4. HYPERTEXTES ?
La première occurrence du concept d’hypertexte date de 1965. L’auteur de ce néologisme, Théodore Nelson, est philosophe de formation. Il souffre d’une forme extrême d’un syndrome affectant les capacités d’attention, perdant sans arrêt le fil de ses pensées.
- « L’idée m’est venue en octobre - novembre 1960 alors que je suivais un cours d’initiation à l’informatique qui, au début, devait m’aider à écrire mes livres de philosophie. Je cherchais un moyen de créer sans contraintes un document à partir d’un vaste ensemble d’idées de tous types, non structurées, non séquentielles, exprimées sur des supports aussi divers qu’un film, une bande magnétique, ou un morceau de papier.
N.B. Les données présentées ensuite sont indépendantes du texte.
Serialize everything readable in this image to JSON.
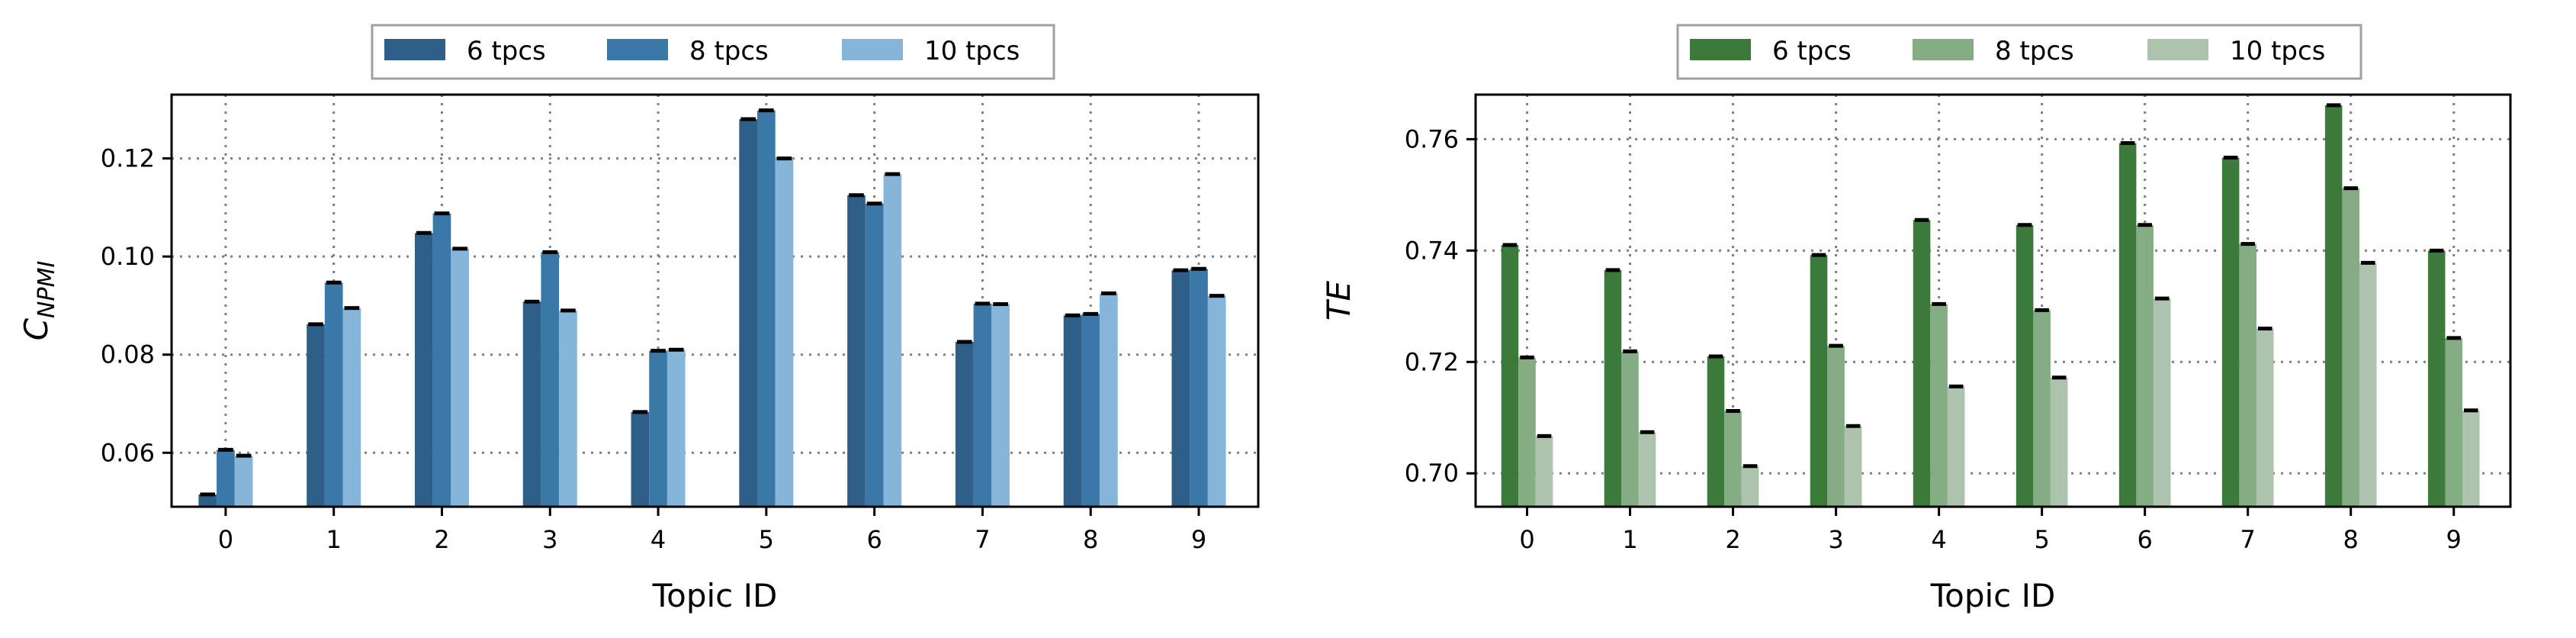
{
  "chart_data": [
    {
      "type": "bar",
      "categories": [
        "0",
        "1",
        "2",
        "3",
        "4",
        "5",
        "6",
        "7",
        "8",
        "9"
      ],
      "series": [
        {
          "name": "6 tpcs",
          "values": [
            0.0515,
            0.0862,
            0.1048,
            0.0908,
            0.0683,
            0.128,
            0.1125,
            0.0826,
            0.088,
            0.0972
          ]
        },
        {
          "name": "8 tpcs",
          "values": [
            0.0606,
            0.0947,
            0.1088,
            0.1009,
            0.0808,
            0.1298,
            0.1108,
            0.0904,
            0.0883,
            0.0975
          ]
        },
        {
          "name": "10 tpcs",
          "values": [
            0.0594,
            0.0895,
            0.1016,
            0.089,
            0.081,
            0.12,
            0.1168,
            0.0903,
            0.0925,
            0.092
          ]
        }
      ],
      "colors": [
        "#2e5f88",
        "#3a78a8",
        "#86b5da"
      ],
      "xlabel": "Topic ID",
      "ylabel": "C",
      "ylabel_sub": "NPMI",
      "ylim": [
        0.049,
        0.133
      ],
      "yticks": [
        "0.06",
        "0.08",
        "0.10",
        "0.12"
      ],
      "grid": true,
      "legend_position": "top-center"
    },
    {
      "type": "bar",
      "categories": [
        "0",
        "1",
        "2",
        "3",
        "4",
        "5",
        "6",
        "7",
        "8",
        "9"
      ],
      "series": [
        {
          "name": "6 tpcs",
          "values": [
            0.741,
            0.7365,
            0.721,
            0.7392,
            0.7455,
            0.7446,
            0.7593,
            0.7567,
            0.7661,
            0.74
          ]
        },
        {
          "name": "8 tpcs",
          "values": [
            0.7208,
            0.7219,
            0.7112,
            0.7229,
            0.7304,
            0.7293,
            0.7446,
            0.7412,
            0.7512,
            0.7243
          ]
        },
        {
          "name": "10 tpcs",
          "values": [
            0.7067,
            0.7074,
            0.7013,
            0.7085,
            0.7156,
            0.7172,
            0.7314,
            0.726,
            0.7378,
            0.7113
          ]
        }
      ],
      "colors": [
        "#3b7a3b",
        "#84ad84",
        "#adc3ad"
      ],
      "xlabel": "Topic ID",
      "ylabel": "TE",
      "ylim": [
        0.694,
        0.768
      ],
      "yticks": [
        "0.70",
        "0.72",
        "0.74",
        "0.76"
      ],
      "grid": true,
      "legend_position": "top-center"
    }
  ]
}
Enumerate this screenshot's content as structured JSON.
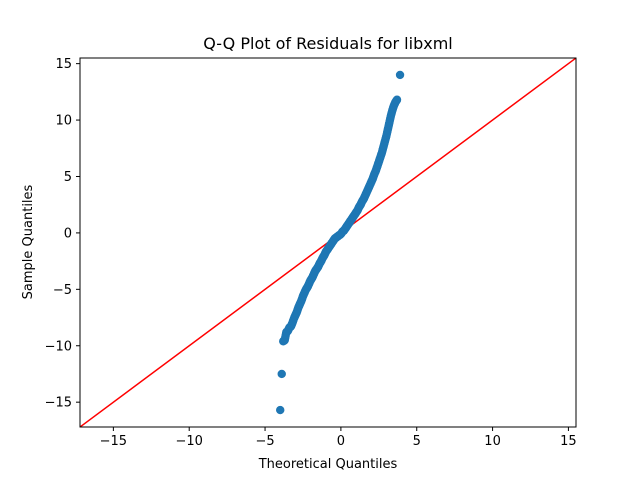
{
  "chart_data": {
    "type": "scatter",
    "title": "Q-Q Plot of Residuals for libxml",
    "xlabel": "Theoretical Quantiles",
    "ylabel": "Sample Quantiles",
    "xlim": [
      -17.2,
      15.5
    ],
    "ylim": [
      -17.2,
      15.5
    ],
    "x_ticks": [
      -15,
      -10,
      -5,
      0,
      5,
      10,
      15
    ],
    "y_ticks": [
      -15,
      -10,
      -5,
      0,
      5,
      10,
      15
    ],
    "x_tick_labels": [
      "−15",
      "−10",
      "−5",
      "0",
      "5",
      "10",
      "15"
    ],
    "y_tick_labels": [
      "−15",
      "−10",
      "−5",
      "0",
      "5",
      "10",
      "15"
    ],
    "grid": false,
    "reference_line": {
      "type": "45-degree",
      "color": "#ff0000"
    },
    "marker_color": "#1f77b4",
    "series": [
      {
        "values": [
          [
            -4.0,
            -15.7
          ],
          [
            -3.9,
            -12.5
          ],
          [
            -3.8,
            -9.6
          ],
          [
            -3.7,
            -9.5
          ],
          [
            -3.6,
            -8.8
          ],
          [
            -3.5,
            -8.7
          ],
          [
            -3.4,
            -8.4
          ],
          [
            -3.3,
            -8.3
          ],
          [
            -3.2,
            -8.0
          ],
          [
            -3.1,
            -7.6
          ],
          [
            -3.0,
            -7.3
          ],
          [
            -2.9,
            -7.0
          ],
          [
            -2.8,
            -6.6
          ],
          [
            -2.7,
            -6.3
          ],
          [
            -2.6,
            -6.0
          ],
          [
            -2.5,
            -5.6
          ],
          [
            -2.4,
            -5.3
          ],
          [
            -2.3,
            -5.0
          ],
          [
            -2.2,
            -4.8
          ],
          [
            -2.1,
            -4.5
          ],
          [
            -2.0,
            -4.2
          ],
          [
            -1.9,
            -4.0
          ],
          [
            -1.8,
            -3.7
          ],
          [
            -1.7,
            -3.4
          ],
          [
            -1.6,
            -3.2
          ],
          [
            -1.5,
            -3.0
          ],
          [
            -1.4,
            -2.7
          ],
          [
            -1.3,
            -2.5
          ],
          [
            -1.2,
            -2.2
          ],
          [
            -1.1,
            -2.0
          ],
          [
            -1.0,
            -1.7
          ],
          [
            -0.9,
            -1.5
          ],
          [
            -0.8,
            -1.3
          ],
          [
            -0.7,
            -1.1
          ],
          [
            -0.6,
            -0.9
          ],
          [
            -0.5,
            -0.7
          ],
          [
            -0.4,
            -0.5
          ],
          [
            -0.3,
            -0.4
          ],
          [
            -0.2,
            -0.3
          ],
          [
            -0.1,
            -0.2
          ],
          [
            0.0,
            -0.1
          ],
          [
            0.1,
            0.1
          ],
          [
            0.2,
            0.2
          ],
          [
            0.3,
            0.4
          ],
          [
            0.4,
            0.6
          ],
          [
            0.5,
            0.8
          ],
          [
            0.6,
            1.0
          ],
          [
            0.7,
            1.2
          ],
          [
            0.8,
            1.4
          ],
          [
            0.9,
            1.6
          ],
          [
            1.0,
            1.8
          ],
          [
            1.1,
            2.0
          ],
          [
            1.2,
            2.3
          ],
          [
            1.3,
            2.5
          ],
          [
            1.4,
            2.8
          ],
          [
            1.5,
            3.0
          ],
          [
            1.6,
            3.3
          ],
          [
            1.7,
            3.6
          ],
          [
            1.8,
            3.9
          ],
          [
            1.9,
            4.2
          ],
          [
            2.0,
            4.5
          ],
          [
            2.1,
            4.8
          ],
          [
            2.2,
            5.2
          ],
          [
            2.3,
            5.5
          ],
          [
            2.4,
            5.9
          ],
          [
            2.5,
            6.3
          ],
          [
            2.6,
            6.7
          ],
          [
            2.7,
            7.1
          ],
          [
            2.8,
            7.6
          ],
          [
            2.9,
            8.1
          ],
          [
            3.0,
            8.6
          ],
          [
            3.1,
            9.2
          ],
          [
            3.2,
            9.8
          ],
          [
            3.3,
            10.4
          ],
          [
            3.4,
            10.9
          ],
          [
            3.5,
            11.3
          ],
          [
            3.6,
            11.6
          ],
          [
            3.7,
            11.8
          ],
          [
            3.9,
            14.0
          ]
        ]
      }
    ]
  }
}
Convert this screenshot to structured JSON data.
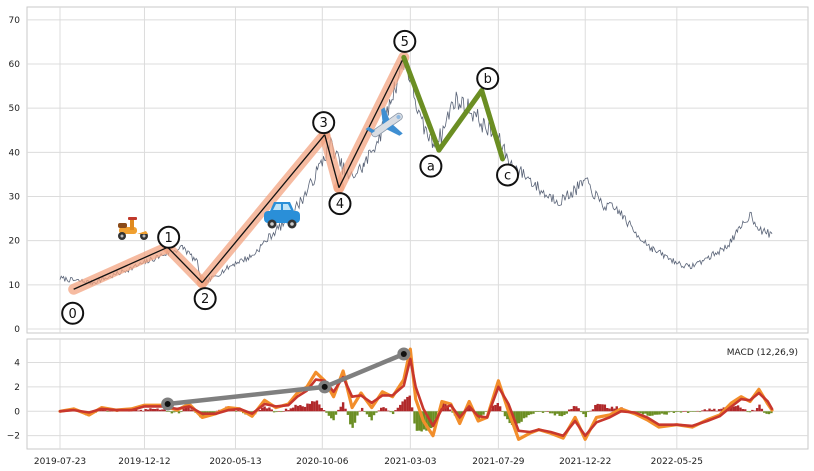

Par exemple, je voulais pouvoir écrire un paragraphe présentant des portes derrière chacune desquelles un lecteur puisse découvrir encore beaucoup d’informations qui n’apparaissent pas immédiatement à la lecture de ce paragraphe. » Ted Nelson. Cité par [Baritault 90 p.190].
Comme en atteste [Funkhauser 00] :
- « Selon une note bibliographique dans Dream Machines, « L’hypertexte », un article de Nelson, apparaît dans les actes de la conférence de la Fédération Mondiale de la Documentation en 1965. Cependant, ce n’est qu’à partir de Dream Machines que le débat autour de ce concept est publié à grande échelle. »
Dix-sept ans plus tard, mais encore huit ans avant que ne se tienne à Aberdeen la première conférence sur l’hypertexte, c’est un autre auteur, lui aussi friand de néologismes qui impose son idée de l’hypertexte, dans le champ de la critique littéraire cette fois.
- « J’appelle donc hypertexte tout texte dérivé d’un texte antérieur par transformation simple (nous dirons désormais transformation tout court) ou par transformation indirecte (nous dirons imitation). » [Genette 82 p.16]
Sans point commun apparent avec l’idée de Nelson, il est intéressant de remarquer comment, au point actuel de l’évolution technologique, les deux définitions entrent sans peine en résonance, laissant entrevoir un champ épistémologique à la fois ouvert et complexe dans lequel les associations de l’un font écho aux « dérives » de l’autre.
Depuis lors, tous ceux, auteurs, critiques, théoriciens, ingénieurs, qui se sont intéressés à l’hypertexte ont proposé leur propre définition, comme s’il ne pouvait être question d’un quelconque consensus, ou comme si, plus exactement, ils éprouvaient le besoin de s’approprier de manière forte et différenciée l’un des aspects que recouvre la réalité hypertextuelle, de se positionner par rapport à cet aspect, et de le développer à l’exclusive des autres, comme une finalité en soi dans un champ disciplinaire n’évoquant souvent l’interdisciplinarité que comme un alibi permettant de mieux s’en démarquer.
Nous avons choisi d’organiser l’inventaire – non exhaustif mais clairement représentatif – de ces définitions selon trois axes.
- Le premier de ces axes est celui de la marge, de la différenciation, celui de la fin d’une certaine idée de la civilisation du « Livre » : l’hypertexte y est défini par contraste avec toutes les notions, rôles, structures et supports traditionnels, stigmatisant la nécessité de forger de nouveaux cadres théoriques.
- Le deuxième axe est celui de l’émergence qui, prenant acte des nouveaux outils à notre disposition et de la structuration achevée de nouveaux concepts, propose de s’engager résolument dans une démarche de réappropriation des codes de communication qui leur sont habituellement associés et fait de l’hypertexte plus qu’un outil technologique : une technologie de l’intelligence.
- Le troisième axe enfin, prend résolument parti pour la construction d’un nouvel environnement de la pensée, une nouvelle « écologie cognitive », sous les conditions et contraintes précédemment inventoriées.